# My Hearthstone Mansfield project is finally complete



## zryderman (Dec 6, 2008)

A couple years on debating the wood stove project. I finally got the ball rolling when the heating oil prices skyrocketed.  I searched for a while on ebay and craigslist. I finally found a sweet deal on a used Hearthstone Mansfield.  I bought the used mansfield on ebay in may of 2008 for $700 with local pickup in Deleware.  I figured who will be looking for a wood stove in the summer. In the meantime I had a couple quotes for a stainless liner.   The house is 95 years and I had two existing  chimneys. The old chimneys had a parlor wood stove and a wood burning kitchen range.  Over the years they were removed and sealed up. The other chimney housing my oil furnace exhaust.  I finally hired a local contractor for $1400 to run the liner and tie the stove in with dvl stove pipe.  I also opted for the damper even though hearthstove said I wouldn't need one.  I just felt safer with the in line damper. Next was the tile. The tile job cost me $450 in material and I installed the wall and floor myself.  Saved a couple bucks in that area.  Finally I had a stainless double chimney cap installed for $200.  So for around the same cost of a new mansfield I had a used mansfield and install.  I am very happy with this stove.  I have been burning everyday.  The 1st floor sits around 72 degrees and the upstairs is around 67.  When I wake up in the am  the room with the stove is at 67 degrees. My oil heater hasn't turned on this winter yet.  I just ordered the blower kit since I am already using the heat shield for clearance safety.  Without the heat shield the stove would have to be 2 feet off the back wall.

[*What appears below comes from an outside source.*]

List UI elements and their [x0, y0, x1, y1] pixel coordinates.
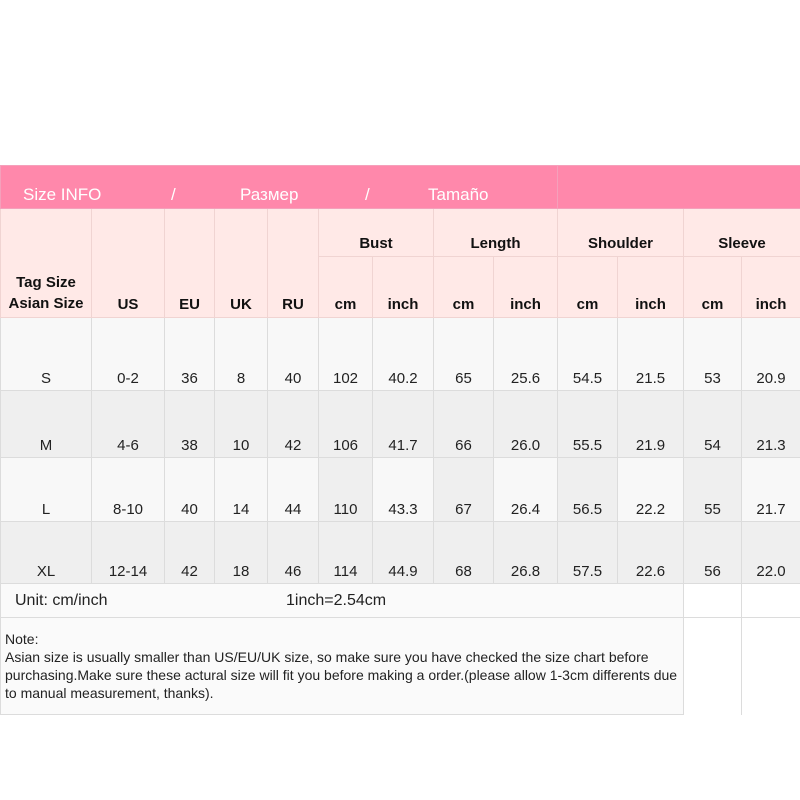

Now it is sitting 12 inches from the back wall. If anyone is using the blower kit for and free standing hearthstone stove let me know how you like it.  Thanks to Hearth.com and all its users.  It has helped alot with great info.  Hearthstone also helped with great tech support through Jim Casavant.


----------



## zryderman (Dec 6, 2008)

Links to larger photos of the stove

http://www.flickr.com/photos/20692320@N03/3026847094/sizes/l/

http://www.flickr.com/photos/20692320@N03/3026847090/sizes/l/in/photostream/

http://www.flickr.com/photos/20692320@N03/3044399715/sizes/l/in/photostream/


----------



## InTheRockies (Dec 6, 2008)

Nice install and beautiful stove.  You're not going to regret your decision.  That stove will keep you toasty warm this winter (in addition to providing hours of mesmerizing entertainment while watching the flames--at least I enjoy sitting watching the flames dancing in my stove, especially on a cold winter's night.)  Enjoy your new stove.  Thanks for sharing the photos.


----------



## BucksCoBernie (Dec 6, 2008)

Nice find! Nice set up.

Welcome to the board fellow Buckstonian


----------



## Prada (Dec 7, 2008)

Well that certainly does look nice! I bet your really proud of your deal. I would be. It's a beautiful stove and I'm so happy for you.
Welcome to Hearth.com by the way.......


----------



## Timber Wolf (Dec 8, 2008)

I have a question for anyone who knows hearthstone stoves .
I found one used 3 times  for $250 .
Used it most of last winter in my basement ,which has quite alot on concrete to absorb heat .
But I just couldnt get a great deal of heat from it 
 area in the basement is about 800 sqr ft maybe 1000 tops 

seemed like it was starving for air.
looked the slider at the bottom over .
when it is running i get a funny smell kinda like fiberglass burning.
 Is this the soapstone ?

Oh its a Phoenix model


----------